Very often, if you’re able to have a conversation with a program officer who oversees your RFP (Request for Proposals), you’ll get some great guidance about what to emphasize about your project, what to guard against, and what kinds of questions or approaches will be non-starters with reviewers.  This conversation can be an important, sometimes critical, step in obtaining funding.  Most funders like to have these conversations because it helps them to recruit more viable and compelling proposals.  They might point you to other funded projects related to your problem of interest, possibly saving you a lot of time, or providing wonderful resources to cite.  If your proposed project seems redundant with another grant recently made by the funding agency, you’ll likely get turned down.  Knowing about that other project may help you both gain new knowledge relevant to your work, and design a project that’s complementary but not duplicative.  Or it can help you make the case as to why your proposal is a necessary test of others’ findings, or applicable to a different context or population.  But it’s good to prepare for the possibility that the conversation may lead you to abandon the RFP you were considering, for lack of fit.  In that case be sure to ask the program officer if they might recommend other programs they think could offer a better fit with what you’re trying to do.

 

  • What is an “outcome” and why is it core funder vocabulary? Funders are out to change the world.
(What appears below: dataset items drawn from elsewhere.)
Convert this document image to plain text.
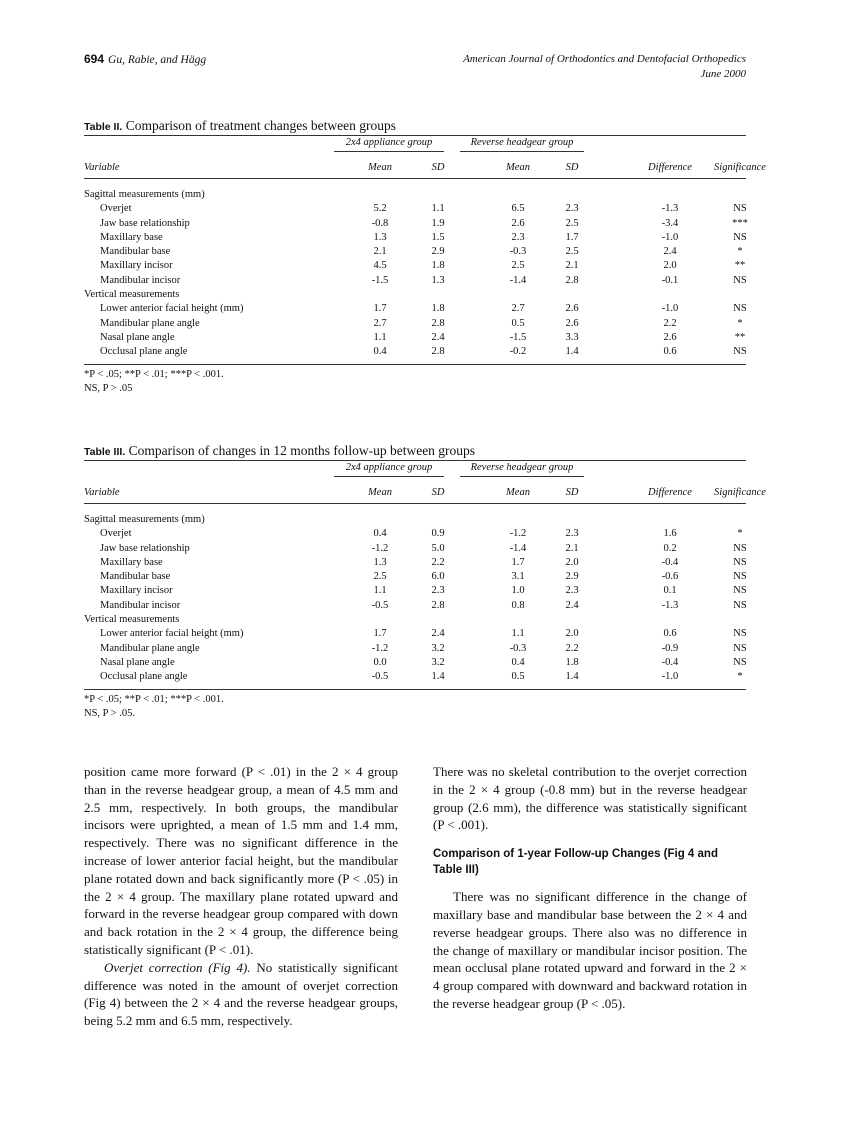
694 Gu, Rabie, and Hägg	American Journal of Orthodontics and Dentofacial Orthopedics
June 2000
Table II. Comparison of treatment changes between groups
2x4 appliance group	Reverse headgear group
Variable	Mean	SD	Mean	SD	Difference	Significance
Sagittal measurements (mm)
Overjet	5.2	1.1	6.5	2.3	-1.3	NS
Jaw base relationship	-0.8	1.9	2.6	2.5	-3.4	***
Maxillary base	1.3	1.5	2.3	1.7	-1.0	NS
Mandibular base	2.1	2.9	-0.3	2.5	2.4	*
Maxillary incisor	4.5	1.8	2.5	2.1	2.0	**
Mandibular incisor	-1.5	1.3	-1.4	2.8	-0.1	NS
Vertical measurements
Lower anterior facial height (mm)	1.7	1.8	2.7	2.6	-1.0	NS
Mandibular plane angle	2.7	2.8	0.5	2.6	2.2	*
Nasal plane angle	1.1	2.4	-1.5	3.3	2.6	**
Occlusal plane angle	0.4	2.8	-0.2	1.4	0.6	NS
*P < .05; **P < .01; ***P < .001.
NS, P > .05
Table III. Comparison of changes in 12 months follow-up between groups
2x4 appliance group	Reverse headgear group
Variable	Mean	SD	Mean	SD	Difference	Significance
Sagittal measurements (mm)
Overjet	0.4	0.9	-1.2	2.3	1.6	*
Jaw base relationship	-1.2	5.0	-1.4	2.1	0.2	NS
Maxillary base	1.3	2.2	1.7	2.0	-0.4	NS
Mandibular base	2.5	6.0	3.1	2.9	-0.6	NS
Maxillary incisor	1.1	2.3	1.0	2.3	0.1	NS
Mandibular incisor	-0.5	2.8	0.8	2.4	-1.3	NS
Vertical measurements
Lower anterior facial height (mm)	1.7	2.4	1.1	2.0	0.6	NS
Mandibular plane angle	-1.2	3.2	-0.3	2.2	-0.9	NS
Nasal plane angle	0.0	3.2	0.4	1.8	-0.4	NS
Occlusal plane angle	-0.5	1.4	0.5	1.4	-1.0	*
*P < .05; **P < .01; ***P < .001.
NS, P > .05.

position came more forward (P < .01) in the 2 × 4 group than in the reverse headgear group, a mean of 4.5 mm and 2.5 mm, respectively. In both groups, the mandibular incisors were uprighted, a mean of 1.5 mm and 1.4 mm, respectively. There was no significant difference in the increase of lower anterior facial height, but the mandibular plane rotated down and back significantly more (P < .05) in the 2 × 4 group. The maxillary plane rotated upward and forward in the reverse headgear group compared with down and back rotation in the 2 × 4 group, the difference being statistically significant (P < .01).

Overjet correction (Fig 4). No statistically significant difference was noted in the amount of overjet correction (Fig 4) between the 2 × 4 and the reverse headgear groups, being 5.2 mm and 6.5 mm, respectively.

There was no skeletal contribution to the overjet correction in the 2 × 4 group (-0.8 mm) but in the reverse headgear group (2.6 mm), the difference was statistically significant (P < .001).

Comparison of 1-year Follow-up Changes (Fig 4 and Table III)

There was no significant difference in the change of maxillary base and mandibular base between the 2 × 4 and reverse headgear groups. There also was no difference in the change of maxillary or mandibular incisor position. The mean occlusal plane rotated upward and forward in the 2 × 4 group compared with downward and backward rotation in the reverse headgear group (P < .05).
Each “outcome” you deliver helps them achieve that. #OutcomesAreTheChangeYouSeek

Outcomes are the change that happens in the world as a result of your project, what difference you made for your clientele, for example.  Generally outcomes are divided as short, medium or long-range, or they may be divided as learning outcomes, behavioral outcomes, and system outcomes.  Outcomes are not the products you generate in your project (such as workshops and trainings, reports and publications).  Rather they are what you expect to happen as a result of those products (which also are labeled as “outputs”).  So what did your participants gain or learn from your workshops (learning outcomes)?  What policy will be affected by your report (system outcome)?  What new skills or behaviors did participants adopt as a result of your training (behavioral outcomes)?  Funders are looking for what change you effected, rather than what you did.  Outputs versus levels of outcomes are important concepts for your logic model (#FunWithLogic #NutshellYourPurpose).

 

  • Do you want to know a vendor will stand behind their product? Your attention to “evaluation” is your funder’s guarantee. #Define&ReachSuccess  #BelieveInMe

Many grant-makers, even for some research projects, require you to evaluate your project.  A good evaluation is planned at the beginning of the project, and usually includes both “formative” (process evaluation) and “summative” (outcomes evaluation) components.  Funders who want evaluations often ask you to use an “external” evaluator – somebody outside the sphere of your project.  Sometimes they expect the evaluator to be outside of your institution as well.  It’s helpful to collect a list of possible evaluators you hear about from others so you can bring someone on-board fairly quickly and elicit a letter of commitment for the proposal.  Your evaluator should collaborate closely on the evaluation design, and ideally help write that section of the proposal.